Here, there is no showing that Defendant had reason to believe Sullivan's position as a Distribution Center Manager exposed employees or customers to "an undue risk of harm." Phillips, 172 Cal. App. 4th at 1140. Nor is there anything in the record indicating that Defendant should have suspected that Sullivan, in particular, "present[ed] an undue risk of harm." Federico, 59 Cal. App. 4th at 1214. Plaintiff alleges merely that "Mr. Gagon was aware of Ms. Sullivan's mistreatment of [Plaintiff] and did nothing to prevent it"; "Mr. Gagon knew that permitting Ms. Sullivan to continue to supervise [Plaintiff] created the risk that [Plaintiff] would suffer additional injuries"; and "Plaintiff complained to Mr. Gagon that Ms. Sullivan was threatening him with discipline if he failed to execute the unlawful order." (Compl. ¶¶ 21, 23.) However, these conclusions, cast in the form of allegations, are conclusory "recitation[s] of the elements of a cause of action," and as such, they "will not do." Twombly, 550 U.S. at 555. Therefore, Plaintiff has failed to state a claim for common law negligent hiring and retention, and Count Six is DISMISSED.

E. Failure to Prevent Discrimination

Lastly the Court sua sponte reconsiders the portion of its September 10, 2012, Order in it which dismissed with prejudice Count Six in Plaintiff's First Amended Complaint, since Plaintiff "did not [administratively] exhaust his . . . claim." (ECF No. 29, 7:23-28.) "Unlike a judgment on the merits, a plaintiff's failure to exhaust administrative remedies should result in a dismissal without prejudice."
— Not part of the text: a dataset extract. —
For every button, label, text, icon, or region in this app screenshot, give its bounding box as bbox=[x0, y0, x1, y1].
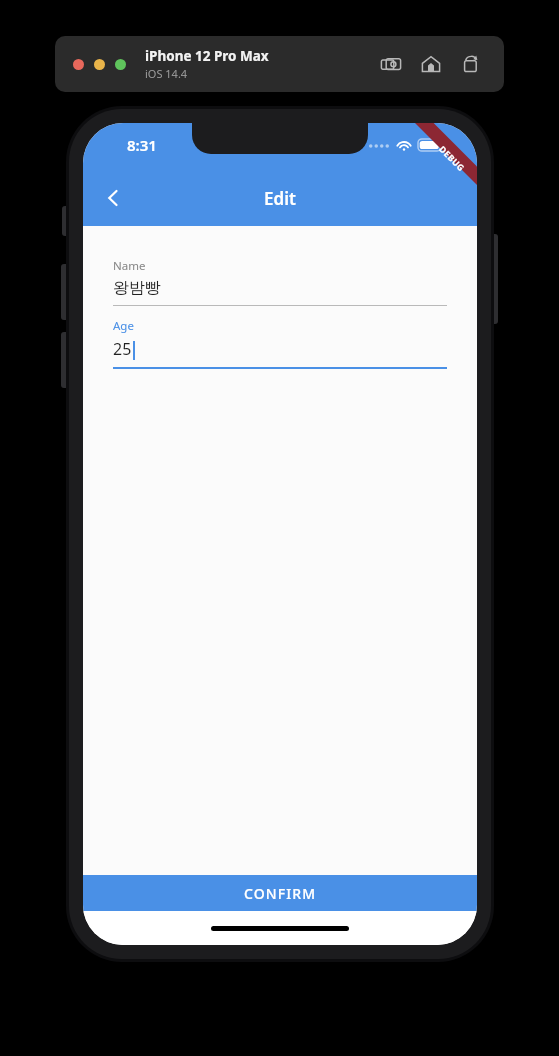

Payne v. Peninsula Sch. Dist., 653 F.3d 863, 881 (9th Cir. 2011); see also City of Oakland, Cal. v. Hotels.com LP, 572 F.3d 958, 962 (9th Cir. 2009). Therefore, that dismissal with prejudice is VACATED and converted to DISMISSAL without prejudice.

IV. CONCLUSION

For the stated reasons, Counts Four and Six of the SAC are dismissed, and the remainder of the motion is denied. However, Plaintiff is granted ten (10) days leave from the date on which this Order is filed to file an amended complaint concerning the dismissed claims. Further, the portion of the September 10, 2012, Order dismissing with prejudice Count Six of Plaintiff's First Amended Complaint is converted to dismissal without prejudice.